Now and again I am reminded of my first day as a reporter. It was in 1943, a time of wartime austerity when type was small and newsprint pages were few.
There was an Army presence. Bren-gun carriers rumbled along the main streets and clipped bits from the pavement edge. Air raid sirens were heard. The wavering sound of aircraft at night were taken to be German, with loads of bombs for places like Liverpool and Barrow.
The reporters’ room of the Herald, on the top floor of an elongated building, extending from Skipton High Street towards the Springs Canal, seemed half full of battered furniture and drifts of yellowing newsprint. Into the room strode Harry Scott, who lived at Clapham. He might have said: “Good Morning”. Or perhaps: “Hello”.
The words he uttered were “Hail to thee, blithe spirit…” It marked him out as someone special.
In April, 1939, with great courage and hardly any brass, Harry had started a magazine called The Yorkshire Dalesman. His work for the Herald supplemented his income.
I remember that a history lesson at school in Skipton was enlivened when Harry Gill, the teacher, held up Volume 1, Number 1 of this periodical and commended it to us all.
Harry’s first task at the Herald was to visit the editor in a large office overlooking the High Street. He returned with a stack of copy to be processed.

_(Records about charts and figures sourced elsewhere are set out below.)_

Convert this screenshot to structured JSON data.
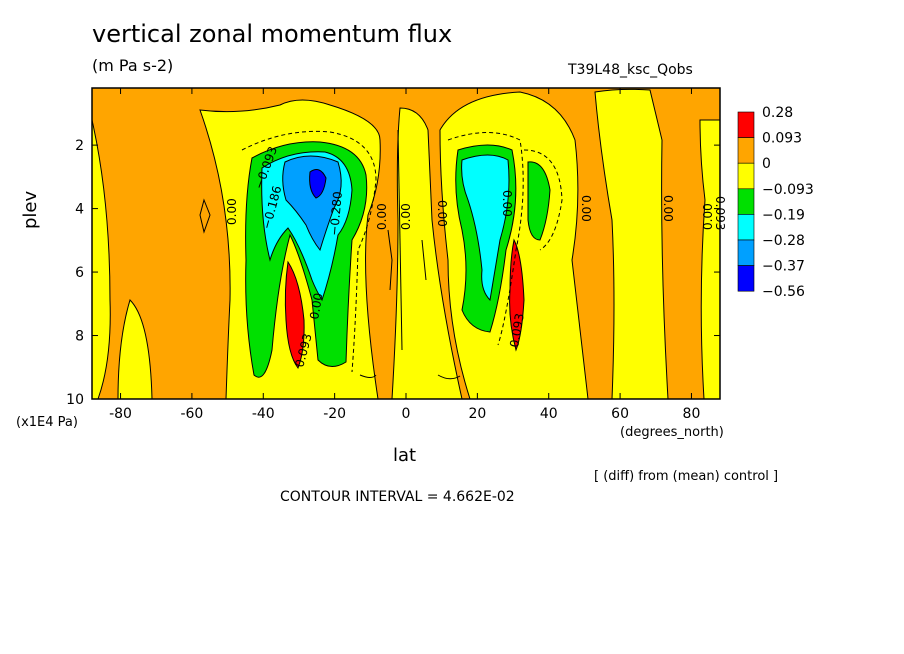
{
  "title": "vertical zonal momentum flux",
  "subtitle": "(m Pa s-2)",
  "run_label": "T39L48_ksc_Qobs",
  "chart_data": {
    "type": "heatmap",
    "xlabel": "lat",
    "xunits": "(degrees_north)",
    "ylabel": "plev",
    "yunits": "(x1E4 Pa)",
    "x_ticks": [
      "-80",
      "-60",
      "-40",
      "-20",
      "0",
      "20",
      "40",
      "60",
      "80"
    ],
    "y_ticks": [
      "2",
      "4",
      "6",
      "8",
      "10"
    ],
    "xlim": [
      -88,
      88
    ],
    "ylim": [
      10,
      0.2
    ],
    "colorbar": {
      "labels": [
        "0.28",
        "0.093",
        "0",
        "−0.093",
        "−0.19",
        "−0.28",
        "−0.37",
        "−0.56"
      ],
      "colors": [
        "#ff0000",
        "#ffa500",
        "#ffff00",
        "#00e000",
        "#00ffff",
        "#00a0ff",
        "#0000ff"
      ]
    },
    "background_color": "#ffa500",
    "contour_labels": [
      "0.00",
      "−0.186",
      "−0.093",
      "−0.280",
      "0.093",
      "0.00",
      "0.00",
      "0.00",
      "0.00",
      "0.093",
      "0.00",
      "0.00",
      "0.00",
      "0.00",
      "0.093"
    ],
    "note": "[ (diff) from (mean) control ]",
    "contour_interval": "CONTOUR INTERVAL = 4.662E-02"
  }
}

I can picture him now, pressing Tom Long tobacco into his pipe and puffing vigorously. He created a smoke screen that took minutes to clear. News copy was handed out and reports of events presented to him. Elsewhere in the room there was a loud klonking sound as the keys of a bulky office typewriter were being fingered.
John Mitchell, the Herald editor, was thin and bespectacled. He liked comfort when reading proofs, leaning back on his chair, his feet reclining on the desk.
He had a wartime job in Civil Defence, so part of my work was copying manuals and drawing anti-personal devices that might, if the enemy was truly riled, be dropped on the historic town of Skipton.
One of my first journalistic jobs was to buy some pork pies from Mr Bean’s shop in the Middle Row.
Then, back in the office, with proof-reading in progress, I would place the pies before an open fire so they would not become chilled. I held a mass of “copy” as someone read items in a monotonous voice that had affinities with a medieval chant.
The head printer at the Herald was Reg Billows, a family friend for many years.
He liked to get things done – instantly – and would announce that a proof was ready for reading by thwacking a wooden rod against the back of a door.
On the top storey were several Monotype composing machines. The keyboard operators punched out holes on rolls of stiffened paper.
Those rolls were slipped on to a long cord and sent by gravity to the ground-floor casting department where the man in charge had to spend his days with a loud rattling sound.
He was fond of talking about the “Russian situation.” In the pre-litho age, the printing department was a grimy, smelly, noisy realm of “hot metal”, hernia-inducing equipment and oil rags. The rotary press had been a throw-out from a daily newspaper in 1936.
I spent two years at Royal Navy air stations in England, Scotland and Northern Ireland, then – demobilised – was invited to visit the Scotts at Clapham.
The magazine was now called The Dalesman. It was in need of further expansion. Harry asked me if I would like to join him at Clapham. I would. And I did.